“Good-bye,” grinned the wooden man, mockingly. “Close the door after you as you go out.”


“That was a very rude wooden man,” thought Alice to herself, as, half blinded with tears, she hurried through the snowy streets. “It is very evident that he tore off his thirteenth year. That is the year when people learn to be polite. And he said I was not real! I never knew till I was thirteen how real I was.”

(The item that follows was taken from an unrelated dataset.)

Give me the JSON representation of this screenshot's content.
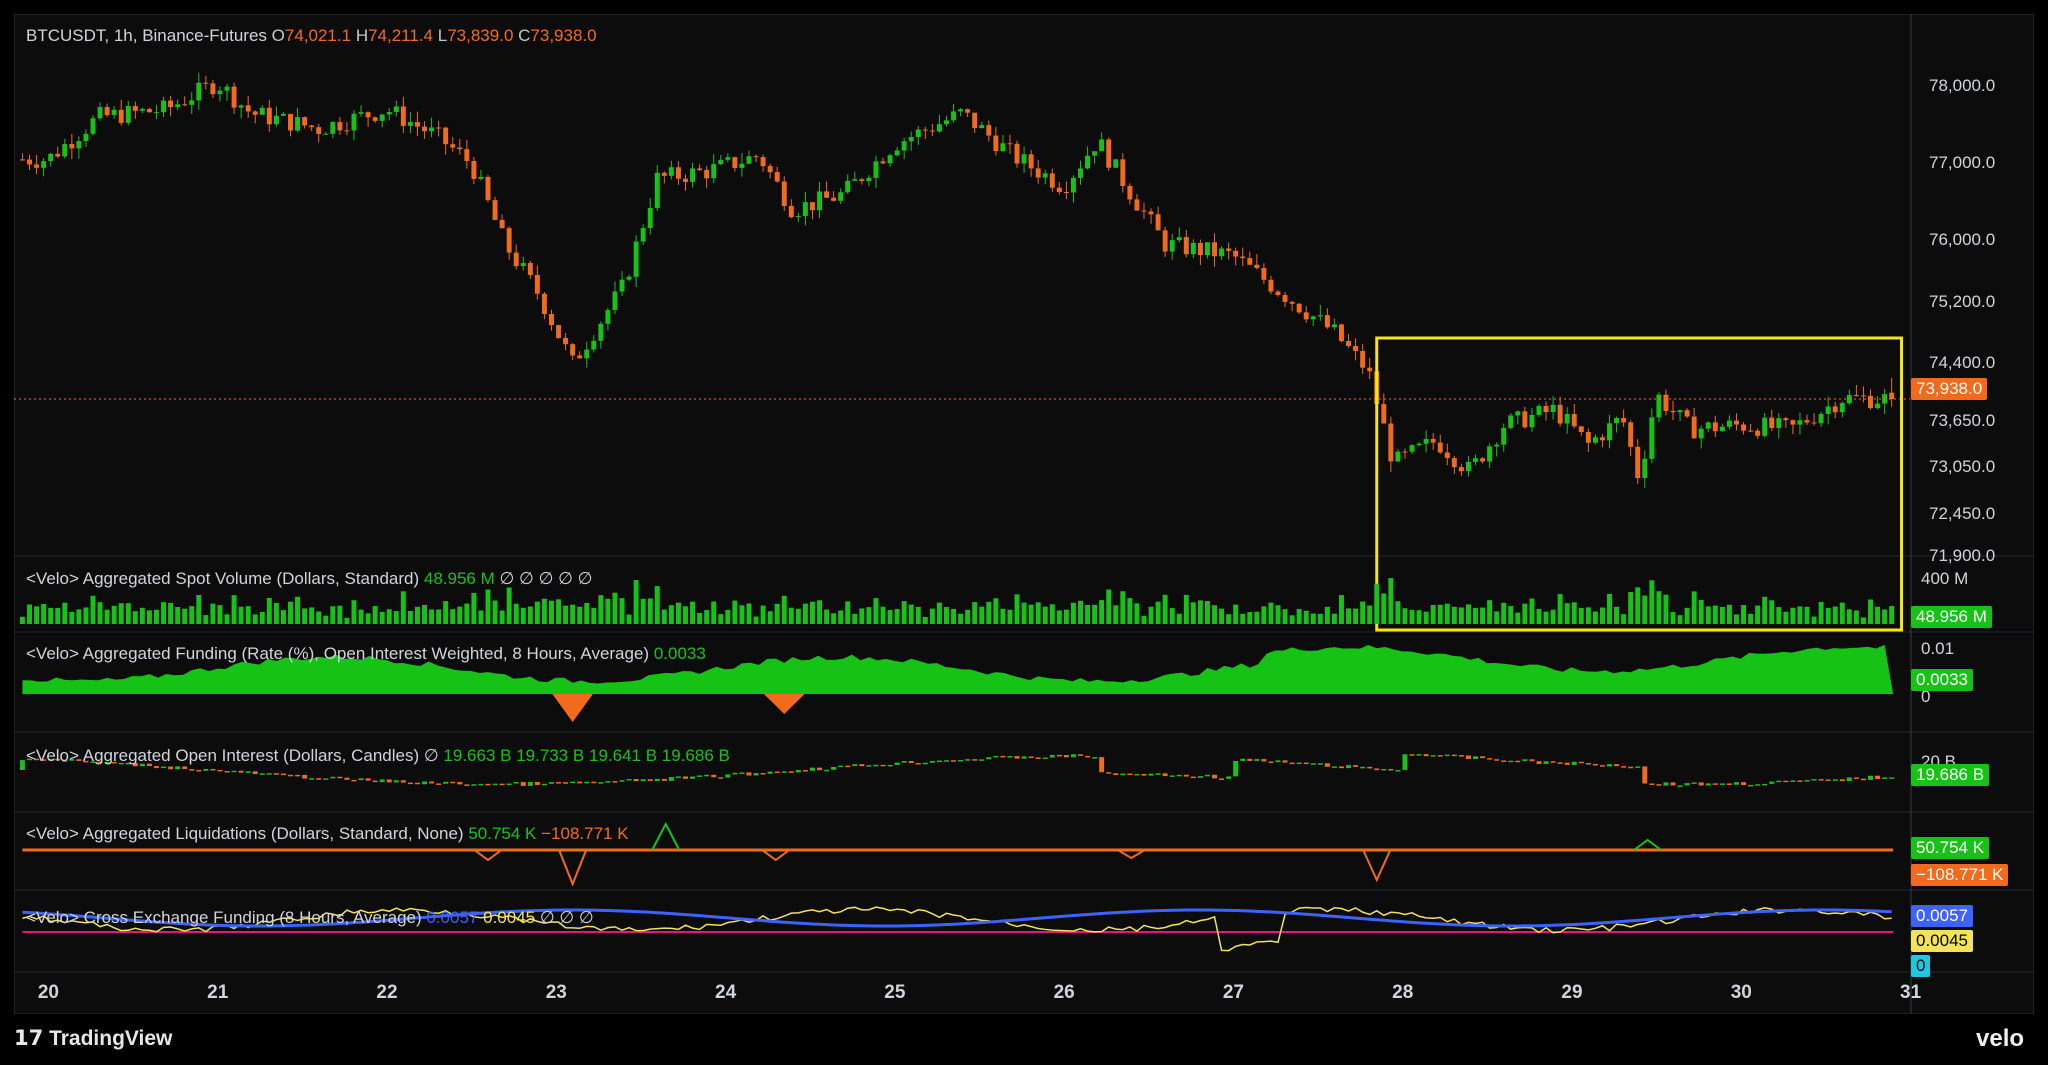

Without quite knowing where she was going, unconsciously her footsteps strayed toward the shop of the old bookman, the only friend she had found who seemed to be genuine. The precious volume, which once she had thought a prison, was safe beneath her arm. Well, she knew now what she would do. She would give it back, and if the old man were so kind as to let her, she would creep back into the pages, and be happy there again forever....

“Poor child,” smiled the old bookman, when she had related her adventures, and cried over them. “Indeed he did need his thirteenth year. That is the age at which one best appreciates what reality is. Once learned, it is a lesson never to be forgotten. To the child of thirteen, all things are real if they are beautiful, and all things are unreal which are ugly. Anything is real that we want to be real. Sensible writers, like Barrie, learn this at thirteen and tear off all the remaining years of the calendar. Time passes, but they remain thirteen; they improve their style, their appreciation of beautiful things deepens, their outlook is broader and finer, but at heart they are still children. They have never escaped from their thirteenth year, and they never will—and they are very glad about it.”

To this astonishing harangue, Alice had no reply, for truth to tell she understood very little of it; but it sounded real, and she liked the look on the old bookman’s face as he said it.

“Would you mind, sir,” she timidly asked, “if I were to creep back into my book, and hide again on your shelf?”

“Are you quite sure you can manage it?” asked the old man.

“Oh, yes,” said Alice, “for I still have a piece of cake that I brought with me. I had two pieces—one to make me grow, and one to make me small again. Just watch me!”

Then she took a few crumbs of cake from her pocket and began to eat them; and the old bookman standing by, saw her shrink down and down and down, until she was such a tiny little thing at his feet that his eyes could barely find her.